Correlation Between Electra and Clal Industries
Can any of the company-specific risk be diversified away by investing in both Electra and Clal Industries at the same time? Although using a correlation coefficient on its own may not help to predict future stock returns, this module helps to understand the diversifiable risk of combining Electra and Clal Industries into the same portfolio, which is an essential part of the fundamental portfolio management process.
By analyzing existing cross correlation between Electra and Clal Industries and, you can compare the effects of market volatilities on Electra and Clal Industries and check how they will diversify away market risk if combined in the same portfolio for a given time horizon. You can also utilize pair trading strategies of matching a long position in Electra with a short position of Clal Industries. Check out your portfolio center. Please also check ongoing floating volatility patterns of Electra and Clal Industries.
Diversification Opportunities for Electra and Clal Industries
0.89 | Correlation Coefficient |
Very poor diversification
The 3 months correlation between Electra and Clal is 0.89. Overlapping area represents the amount of risk that can be diversified away by holding Electra and Clal Industries and in the same portfolio, assuming nothing else is changed. The correlation between historical prices or returns on Clal Industries and Electra is a relative statistical measure of the degree to which these equity instruments tend to move together. The correlation coefficient measures the extent to which returns on Electra are associated (or correlated) with Clal Industries. Values of the correlation coefficient range from -1 to +1, where. The correlation of zero (0) is possible when the price movement of Clal Industries has no effect on the direction of Electra i.e., Electra and Clal Industries go up and down completely randomly.

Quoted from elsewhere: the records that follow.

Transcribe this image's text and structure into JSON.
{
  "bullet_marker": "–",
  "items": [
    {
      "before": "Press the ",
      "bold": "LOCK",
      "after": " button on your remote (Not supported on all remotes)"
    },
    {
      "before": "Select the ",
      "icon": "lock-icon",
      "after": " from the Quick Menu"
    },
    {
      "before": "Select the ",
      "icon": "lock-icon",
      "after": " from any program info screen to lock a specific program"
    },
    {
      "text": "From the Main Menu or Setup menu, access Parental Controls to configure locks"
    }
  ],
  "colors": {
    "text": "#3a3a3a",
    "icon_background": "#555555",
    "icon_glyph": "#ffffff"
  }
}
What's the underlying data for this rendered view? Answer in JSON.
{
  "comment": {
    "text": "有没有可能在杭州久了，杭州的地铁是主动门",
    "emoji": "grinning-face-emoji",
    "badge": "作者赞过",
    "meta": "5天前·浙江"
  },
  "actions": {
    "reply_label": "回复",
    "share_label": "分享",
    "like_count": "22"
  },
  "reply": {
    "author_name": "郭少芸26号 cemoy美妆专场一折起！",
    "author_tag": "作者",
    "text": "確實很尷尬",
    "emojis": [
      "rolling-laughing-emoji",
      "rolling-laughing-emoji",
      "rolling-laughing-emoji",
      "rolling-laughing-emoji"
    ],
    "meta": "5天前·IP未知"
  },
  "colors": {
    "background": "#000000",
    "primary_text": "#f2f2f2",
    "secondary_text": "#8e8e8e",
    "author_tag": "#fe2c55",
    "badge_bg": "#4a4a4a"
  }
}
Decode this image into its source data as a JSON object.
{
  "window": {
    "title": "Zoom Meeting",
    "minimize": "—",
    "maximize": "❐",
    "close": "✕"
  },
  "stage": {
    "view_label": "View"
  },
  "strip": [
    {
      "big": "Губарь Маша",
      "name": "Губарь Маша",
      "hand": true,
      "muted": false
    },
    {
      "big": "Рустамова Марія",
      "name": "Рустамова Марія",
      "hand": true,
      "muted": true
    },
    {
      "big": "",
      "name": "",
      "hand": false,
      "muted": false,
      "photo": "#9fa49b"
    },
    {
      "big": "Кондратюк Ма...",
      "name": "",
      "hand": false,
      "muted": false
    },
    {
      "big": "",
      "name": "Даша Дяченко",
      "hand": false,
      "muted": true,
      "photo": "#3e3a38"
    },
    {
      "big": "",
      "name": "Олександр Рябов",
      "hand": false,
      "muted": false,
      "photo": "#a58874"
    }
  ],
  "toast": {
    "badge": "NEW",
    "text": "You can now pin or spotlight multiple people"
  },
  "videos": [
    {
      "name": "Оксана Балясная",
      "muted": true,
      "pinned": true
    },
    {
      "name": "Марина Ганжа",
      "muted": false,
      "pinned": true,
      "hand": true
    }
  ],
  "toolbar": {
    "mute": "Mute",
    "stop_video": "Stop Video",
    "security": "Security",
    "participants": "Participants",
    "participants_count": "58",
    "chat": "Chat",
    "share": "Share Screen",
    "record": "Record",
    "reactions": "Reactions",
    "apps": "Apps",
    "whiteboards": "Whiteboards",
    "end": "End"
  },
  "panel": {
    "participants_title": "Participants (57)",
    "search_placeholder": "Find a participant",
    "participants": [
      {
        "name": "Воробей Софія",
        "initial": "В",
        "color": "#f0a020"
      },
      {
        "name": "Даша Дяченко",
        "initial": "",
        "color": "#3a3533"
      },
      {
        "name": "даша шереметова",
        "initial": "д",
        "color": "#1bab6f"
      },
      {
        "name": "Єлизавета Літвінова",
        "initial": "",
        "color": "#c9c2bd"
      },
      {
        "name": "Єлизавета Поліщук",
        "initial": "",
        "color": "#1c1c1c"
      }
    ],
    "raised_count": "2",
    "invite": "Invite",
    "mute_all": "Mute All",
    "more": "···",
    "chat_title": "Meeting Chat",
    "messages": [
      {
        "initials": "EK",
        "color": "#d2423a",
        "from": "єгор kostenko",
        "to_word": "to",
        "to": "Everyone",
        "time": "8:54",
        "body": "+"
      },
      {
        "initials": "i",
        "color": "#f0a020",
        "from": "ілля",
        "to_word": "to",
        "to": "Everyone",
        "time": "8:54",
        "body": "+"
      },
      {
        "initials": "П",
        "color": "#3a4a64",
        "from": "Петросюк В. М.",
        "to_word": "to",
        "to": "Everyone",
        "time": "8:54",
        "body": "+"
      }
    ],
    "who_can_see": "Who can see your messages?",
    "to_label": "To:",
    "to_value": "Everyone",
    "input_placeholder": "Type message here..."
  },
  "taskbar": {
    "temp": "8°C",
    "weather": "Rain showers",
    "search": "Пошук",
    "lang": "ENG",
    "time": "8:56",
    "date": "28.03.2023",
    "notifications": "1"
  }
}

Pair Corralation between Electra and Clal Industries
Assuming the 90 days trading horizon Electra is expected to generate 1.15 times less return on investment than Clal Industries. But when comparing it to its historical volatility, Electra is 1.09 times less risky than Clal Industries. It trades about 0.02 of its potential returns per unit of risk. Clal Industries and is currently generating about 0.02 of returns per unit of risk over similar time horizon. If you would invest 204,500 in Clal Industries and on September 3, 2024 and sell it today you would earn a total of 13,400 from holding Clal Industries and or generate 6.55% return on investment over 90 days.
Time Period | 3 Months [change] |
Direction | Moves Together |
Strength | Strong |
Accuracy | 100.0% |
Values | Daily Returns |
Electra vs. Clal Industries and
Performance |
Timeline |
Electra |
Clal Industries |
Electra and Clal Industries Volatility Contrast
Predicted Return Density |
Returns |
Pair Trading with Electra and Clal Industries
The main advantage of trading using opposite Electra and Clal Industries positions is that it hedges away some unsystematic risk. Because of two separate transactions, even if Electra position performs unexpectedly, Clal Industries can make up some of the losses. Pair trading also minimizes risk from directional movements in the market. For example, if an entire industry or sector drops because of unexpected headlines, the short position in Clal Industries will offset losses from the drop in Clal Industries' long position.Electra vs. Alony Hetz Properties | Electra vs. Melisron | Electra vs. Shufersal | Electra vs. Israel Discount Bank |
Clal Industries vs. Itay Financial AA | Clal Industries vs. Bank Leumi Le Israel | Clal Industries vs. Altshuler Shaham Financial | Clal Industries vs. Millennium Food Tech LP |
Check out your portfolio center.Note that this page's information should be used as a complementary analysis to find the right mix of equity instruments to add to your existing portfolios or create a brand new portfolio. You can also try the Price Transformation module to use Price Transformation models to analyze the depth of different equity instruments across global markets.